CDR 2025-295 Annex

Annex – Template for sharing information on subcontracting arrangements

Information Category Key Information Elements
General Information
  1. Name of the critical ICT third-party service provider.
  2. Identification code of the critical ICT third-party service provider.
  3. Name of contact person and contact details of the critical ICT third-party service provider.
  4. Date of submission of the template.
Overview of Subcontracting Arrangements
  1. Mapping of the subcontracting arrangements, including a short description of the purpose and scope of the subcontracting relationships (including an indication on the level of criticality or importance of the subcontracting arrangements for the critical ICT third-party service provider).
  2. Specification and description of the types of ICT services subcontracted and their significance to the ICT services provided to financial entities, in line with the implementing technical standards adopted pursuant to Article 28(9) of Regulation (EU) 2022/2554.
  3. When specifying the types of ICT services, please refer to the list in Annex IV of the implementing technical standards adopted pursuant to Article 28(9) of Regulation (EU) 2022/2554.
Subcontractors’ Information
  1. Name and legal entity details (including identification code) of each subcontractor.
  2. Contact information of the staff members responsible for each of the subcontracting relationships in the critical ICT third-party provider management structure.
  3. Overview for each subcontractor of the expertise, experience and qualifications related to the contracted ICT services.
Description of Services Provided by Subcontractors
  1. Detailed description of the specific ICT services provided by each subcontractor.
  2. Breakdown of the responsibilities and tasks allocated to subcontractors by detailing the different roles in the different stages of the ICT processes.
  3. Information on the level of access subcontractors have to personal or otherwise sensitive data or systems regarding the ICT services provided to financial entities.
  4. Information on the sites from which the services of subcontractors are provided and on the measures taken to address risks arising from services provided outside the Union.
Subcontracting Governance and Oversight
  1. Description of the contractual and governance framework in place to manage subcontracting relationships, including clauses restricting the usage of sensitive data.
  2. Explanation of the processes for selecting, engaging and monitoring subcontractors.
  3. Overview of performance metrics, service level objectives and agreements, and key performance indicators used to assess subcontractor’s performance and reliability monitoring.
Risk Management and Compliance
  1. Assessment of the subcontractor’s risk profiles and potential impact on the ICT services provided to financial entities.
  2. Explanation of the risk mitigation measures implemented to address subcontracting-related risks.
  3. Details of subcontractor’s compliance with relevant regulations, including on data protection and industry standards.
Business Continuity and Contingency Planning
  1. Overview of the subcontractor’s business continuity and response and recovery plans.
  2. Description of the arrangements in place to ensure service continuity in case of disruptions or termination by the subcontractor.
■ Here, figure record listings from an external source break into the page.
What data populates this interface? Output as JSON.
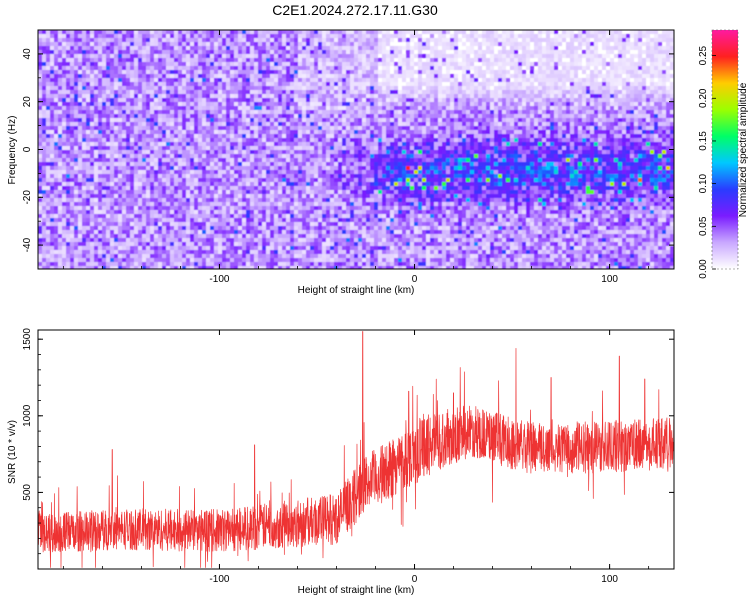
{
  "title": "C2E1.2024.272.17.11.G30",
  "chart_data": [
    {
      "type": "heatmap",
      "title": "C2E1.2024.272.17.11.G30",
      "xlabel": "Height of straight line (km)",
      "ylabel": "Frequency (Hz)",
      "xlim": [
        -193,
        133
      ],
      "ylim": [
        -50,
        50
      ],
      "xticks": [
        -100,
        0,
        100
      ],
      "yticks": [
        -40,
        -20,
        0,
        20,
        40
      ],
      "colorbar": {
        "label": "Normalized spectral amplitude",
        "range": [
          0,
          0.28
        ],
        "ticks": [
          0.0,
          0.05,
          0.1,
          0.15,
          0.2,
          0.25
        ],
        "tick_labels": [
          "0.00",
          "0.05",
          "0.10",
          "0.15",
          "0.20",
          "0.25"
        ],
        "colors": [
          "#ffffff",
          "#c9a8ff",
          "#7a1cff",
          "#2a3cff",
          "#00c8ff",
          "#00ff66",
          "#9cff00",
          "#ffcc00",
          "#ff2020",
          "#ff1aa0"
        ]
      },
      "description_values": {
        "signal_band_hz": [
          -20,
          5
        ],
        "quiet_region": {
          "x": [
            -20,
            133
          ],
          "y": [
            20,
            50
          ]
        }
      }
    },
    {
      "type": "line",
      "xlabel": "Height of straight line (km)",
      "ylabel": "SNR (10 * v/v)",
      "xlim": [
        -193,
        133
      ],
      "ylim": [
        0,
        1560
      ],
      "xticks": [
        -100,
        0,
        100
      ],
      "yticks": [
        500,
        1000,
        1500
      ],
      "color": "#ee3333",
      "series": [
        {
          "values": [
            [
              -193,
              230
            ],
            [
              -150,
              260
            ],
            [
              -100,
              250
            ],
            [
              -60,
              300
            ],
            [
              -40,
              330
            ],
            [
              -30,
              480
            ],
            [
              -25,
              560
            ],
            [
              -15,
              630
            ],
            [
              -5,
              720
            ],
            [
              5,
              800
            ],
            [
              15,
              850
            ],
            [
              25,
              890
            ],
            [
              30,
              900
            ],
            [
              40,
              860
            ],
            [
              50,
              820
            ],
            [
              60,
              790
            ],
            [
              80,
              790
            ],
            [
              100,
              800
            ],
            [
              120,
              810
            ],
            [
              133,
              830
            ]
          ],
          "noise": [
            [
              -193,
              130
            ],
            [
              -100,
              140
            ],
            [
              -50,
              160
            ],
            [
              -30,
              180
            ],
            [
              0,
              210
            ],
            [
              30,
              170
            ],
            [
              133,
              170
            ]
          ],
          "spikes": [
            [
              -155,
              780
            ],
            [
              -82,
              810
            ],
            [
              -26.5,
              1550
            ],
            [
              -3,
              1160
            ],
            [
              20,
              1150
            ],
            [
              52,
              1440
            ],
            [
              70,
              1250
            ],
            [
              105,
              1390
            ],
            [
              118,
              1240
            ]
          ]
        }
      ]
    }
  ]
}
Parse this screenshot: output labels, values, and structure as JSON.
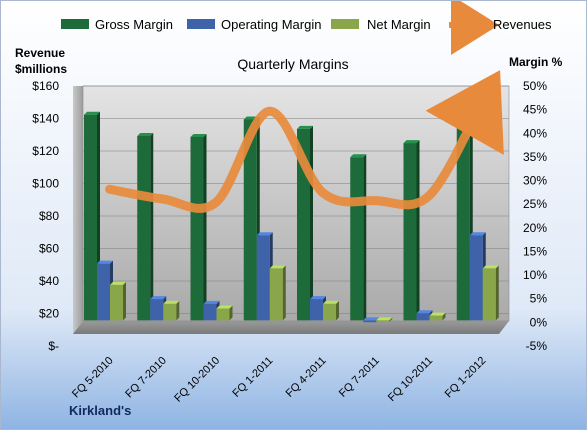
{
  "chart_data": {
    "type": "bar",
    "title": "Quarterly Margins",
    "left_axis_label": [
      "Revenue",
      "$millions"
    ],
    "right_axis_label": "Margin %",
    "footer": "Kirkland's",
    "categories": [
      "FQ 5-2010",
      "FQ 7-2010",
      "FQ 10-2010",
      "FQ 1-2011",
      "FQ 4-2011",
      "FQ 7-2011",
      "FQ 10-2011",
      "FQ 1-2012"
    ],
    "left_ticks": [
      "$-",
      "$20",
      "$40",
      "$60",
      "$80",
      "$100",
      "$120",
      "$140",
      "$160"
    ],
    "right_ticks": [
      "-5%",
      "0%",
      "5%",
      "10%",
      "15%",
      "20%",
      "25%",
      "30%",
      "35%",
      "40%",
      "45%",
      "50%"
    ],
    "left_range": [
      0,
      160
    ],
    "right_range": [
      -5,
      50
    ],
    "series": [
      {
        "name": "Gross Margin",
        "axis": "right",
        "kind": "bar",
        "color": "#1d6b3a",
        "values": [
          43.5,
          39,
          38.8,
          42.5,
          40.5,
          34.5,
          37.5,
          43
        ]
      },
      {
        "name": "Operating Margin",
        "axis": "right",
        "kind": "bar",
        "color": "#3e63a8",
        "values": [
          12,
          4.5,
          3.5,
          18,
          4.5,
          -0.4,
          1.5,
          18
        ]
      },
      {
        "name": "Net Margin",
        "axis": "right",
        "kind": "bar",
        "color": "#8aa64a",
        "values": [
          7.5,
          3.5,
          2.5,
          11,
          3.5,
          -0.2,
          1,
          11
        ]
      },
      {
        "name": "Revenues",
        "axis": "left",
        "kind": "line",
        "color": "#e88a3c",
        "values": [
          94,
          88,
          86,
          142,
          92,
          87,
          90,
          148
        ]
      }
    ]
  }
}
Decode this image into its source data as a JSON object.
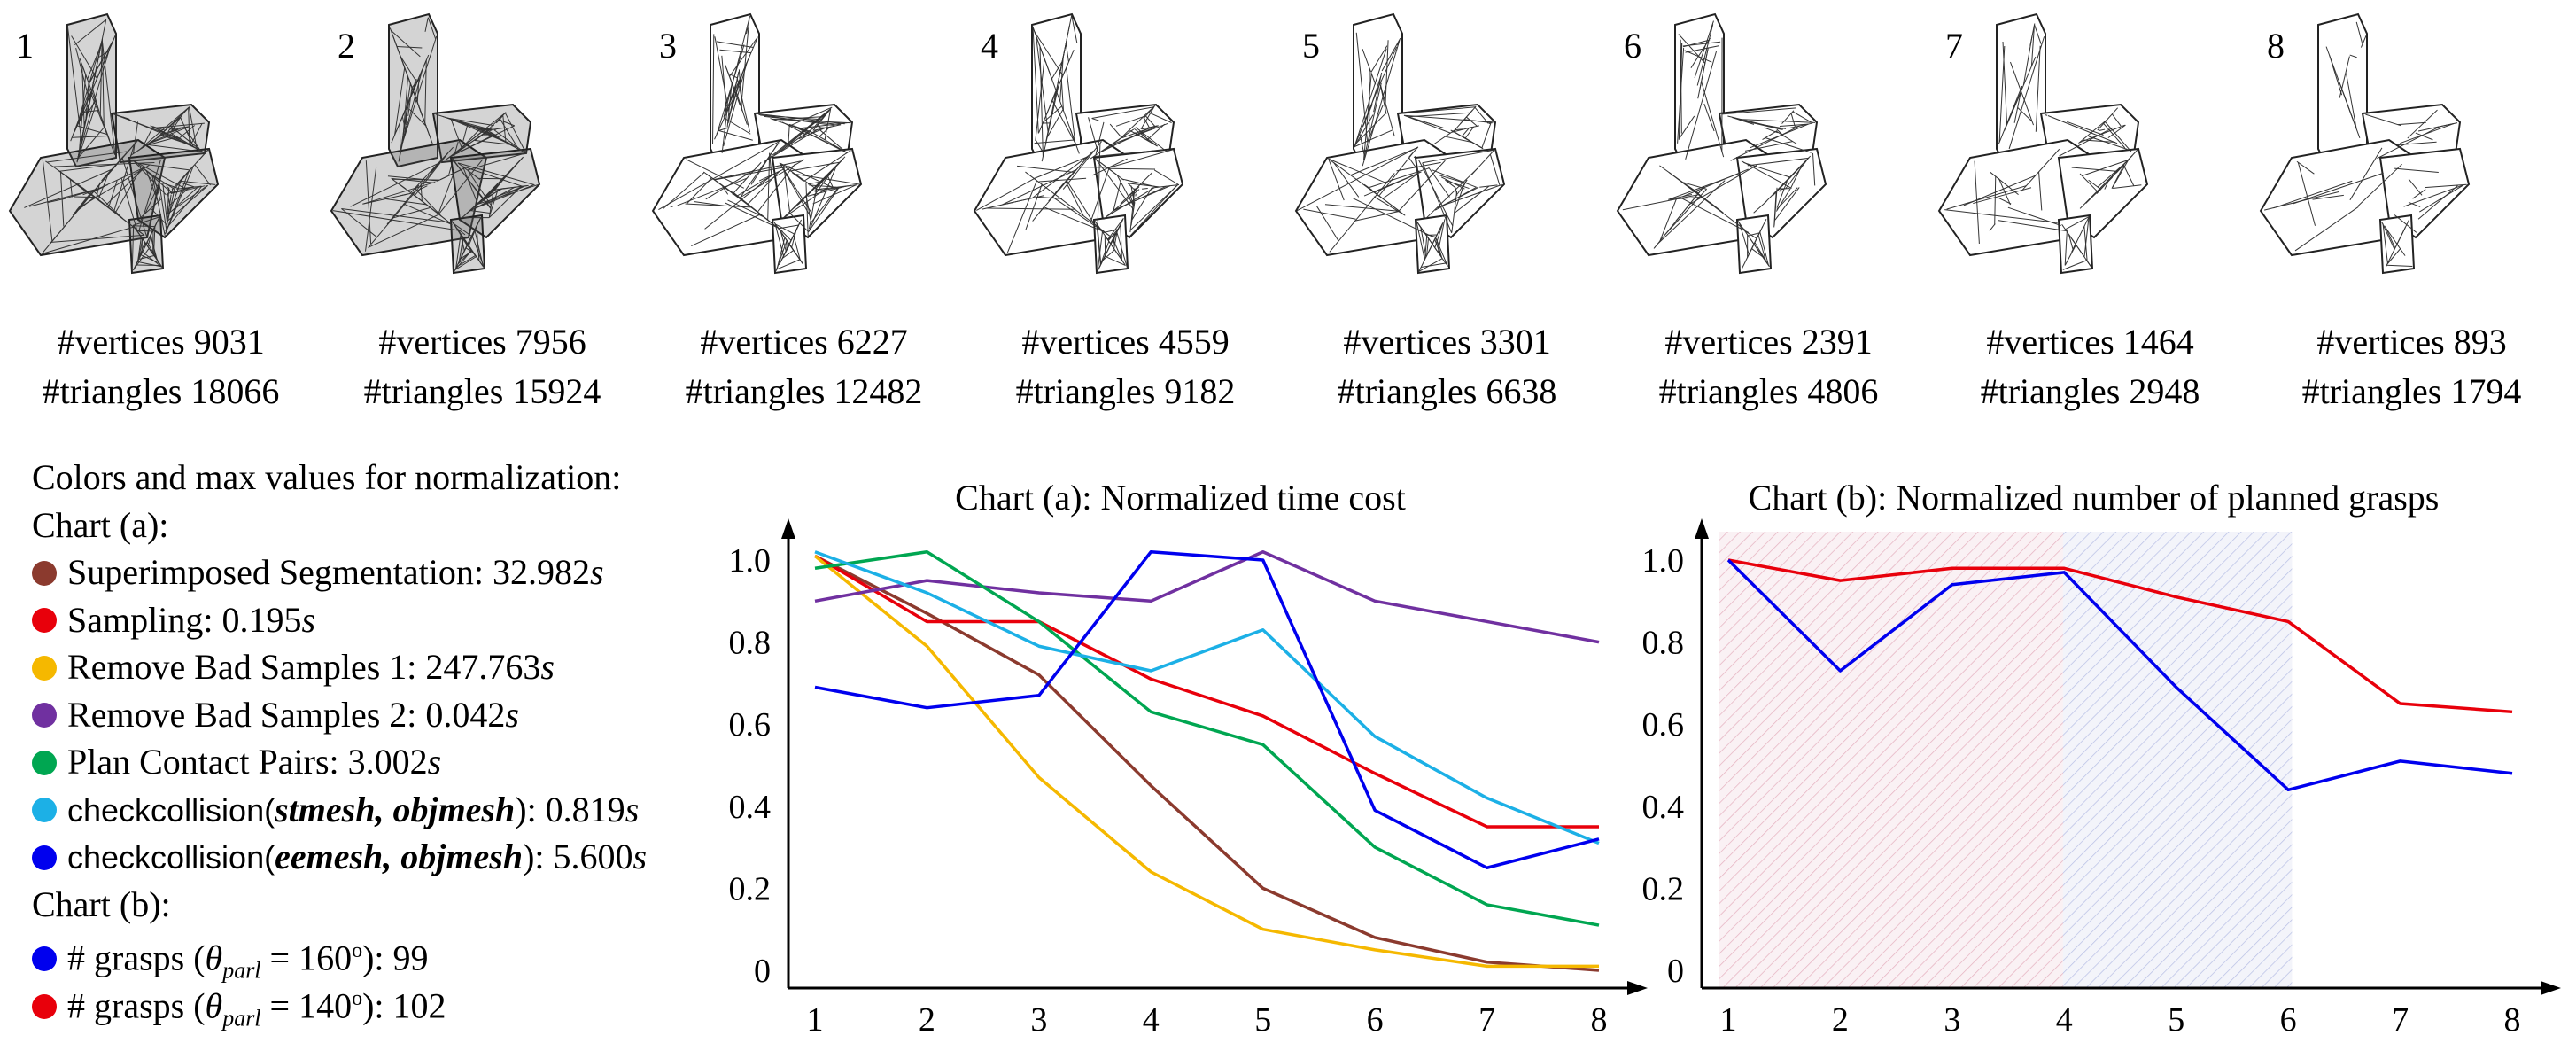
{
  "meshes": [
    {
      "n": "1",
      "vertices": "#vertices 9031",
      "triangles": "#triangles 18066"
    },
    {
      "n": "2",
      "vertices": "#vertices 7956",
      "triangles": "#triangles 15924"
    },
    {
      "n": "3",
      "vertices": "#vertices 6227",
      "triangles": "#triangles 12482"
    },
    {
      "n": "4",
      "vertices": "#vertices 4559",
      "triangles": "#triangles 9182"
    },
    {
      "n": "5",
      "vertices": "#vertices 3301",
      "triangles": "#triangles 6638"
    },
    {
      "n": "6",
      "vertices": "#vertices 2391",
      "triangles": "#triangles 4806"
    },
    {
      "n": "7",
      "vertices": "#vertices 1464",
      "triangles": "#triangles 2948"
    },
    {
      "n": "8",
      "vertices": "#vertices 893",
      "triangles": "#triangles 1794"
    }
  ],
  "legend": {
    "heading": "Colors and max values for normalization:",
    "chart_a_label": "Chart (a):",
    "chart_b_label": "Chart (b):",
    "seg": {
      "label": "Superimposed Segmentation: 32.982",
      "unit": "s",
      "color": "#8b3a2e"
    },
    "samp": {
      "label": "Sampling: 0.195",
      "unit": "s",
      "color": "#e8000b"
    },
    "rbs1": {
      "label": "Remove Bad Samples 1: 247.763",
      "unit": "s",
      "color": "#f5b800"
    },
    "rbs2": {
      "label": "Remove Bad Samples 2: 0.042",
      "unit": "s",
      "color": "#7030a0"
    },
    "pcp": {
      "label": "Plan Contact Pairs: 3.002",
      "unit": "s",
      "color": "#00a651"
    },
    "cc1": {
      "prefix": "checkcollision(",
      "args": "stmesh, objmesh",
      "suffix": "): 0.819",
      "unit": "s",
      "color": "#1cb0e6"
    },
    "cc2": {
      "prefix": "checkcollision(",
      "args": "eemesh, objmesh",
      "suffix": "): 5.600",
      "unit": "s",
      "color": "#0000ee"
    },
    "g160": {
      "prefix": "# grasps (",
      "theta": "θ",
      "sub": "parl",
      "eq": " = 160",
      "deg": "o",
      "rest": "): 99",
      "color": "#0000ee"
    },
    "g140": {
      "prefix": "# grasps (",
      "theta": "θ",
      "sub": "parl",
      "eq": " = 140",
      "deg": "o",
      "rest": "): 102",
      "color": "#e8000b"
    }
  },
  "chart_data": [
    {
      "type": "line",
      "title": "Chart (a): Normalized time cost",
      "x": [
        1,
        2,
        3,
        4,
        5,
        6,
        7,
        8
      ],
      "ylim": [
        0,
        1.05
      ],
      "yticks": [
        "0",
        "0.2",
        "0.4",
        "0.6",
        "0.8",
        "1.0"
      ],
      "series": [
        {
          "color": "#8b3a2e",
          "values": [
            1.01,
            0.87,
            0.72,
            0.45,
            0.2,
            0.08,
            0.02,
            0.0
          ]
        },
        {
          "color": "#e8000b",
          "values": [
            1.01,
            0.85,
            0.85,
            0.71,
            0.62,
            0.48,
            0.35,
            0.35
          ]
        },
        {
          "color": "#f5b800",
          "values": [
            1.01,
            0.79,
            0.47,
            0.24,
            0.1,
            0.05,
            0.01,
            0.01
          ]
        },
        {
          "color": "#7030a0",
          "values": [
            0.9,
            0.95,
            0.92,
            0.9,
            1.02,
            0.9,
            0.85,
            0.8
          ]
        },
        {
          "color": "#00a651",
          "values": [
            0.98,
            1.02,
            0.85,
            0.63,
            0.55,
            0.3,
            0.16,
            0.11
          ]
        },
        {
          "color": "#1cb0e6",
          "values": [
            1.02,
            0.92,
            0.79,
            0.73,
            0.83,
            0.57,
            0.42,
            0.31
          ]
        },
        {
          "color": "#0000ee",
          "values": [
            0.69,
            0.64,
            0.67,
            1.02,
            1.0,
            0.39,
            0.25,
            0.32
          ]
        }
      ]
    },
    {
      "type": "line",
      "title": "Chart (b): Normalized number of planned grasps",
      "x": [
        1,
        2,
        3,
        4,
        5,
        6,
        7,
        8
      ],
      "ylim": [
        0,
        1.05
      ],
      "yticks": [
        "0",
        "0.2",
        "0.4",
        "0.6",
        "0.8",
        "1.0"
      ],
      "shaded_regions": [
        {
          "from": 1,
          "to": 4,
          "color": "#c04060"
        },
        {
          "from": 4,
          "to": 6,
          "color": "#5060c0"
        }
      ],
      "series": [
        {
          "color": "#e8000b",
          "values": [
            1.0,
            0.95,
            0.98,
            0.98,
            0.91,
            0.85,
            0.65,
            0.63
          ]
        },
        {
          "color": "#0000ee",
          "values": [
            1.0,
            0.73,
            0.94,
            0.97,
            0.69,
            0.44,
            0.51,
            0.48
          ]
        }
      ]
    }
  ]
}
  3. Frequency of tests of the business continuity plans and response and recovery plans by the subcontractors, dates of the latest tests over the past 3 years, and specification if the critical ICT third-party service provider has been involved in those tests.
Reporting
  1. Description of the reporting mechanisms and frequency of reporting between the critical ICT third-party service provider and its subcontractors.
Remediation and Incident Management
  1. Outline of the procedures for addressing subcontractor-related incidents, breaches or non-compliance.
Certifications and Audits
  1. Information on any certifications, independent audits or assessments conducted on subcontractors to validate their security controls, quality standards or regulatory compliance.
  2. Date and frequency of the audits of the subcontractors conducted by the critical ICT third-party service provider.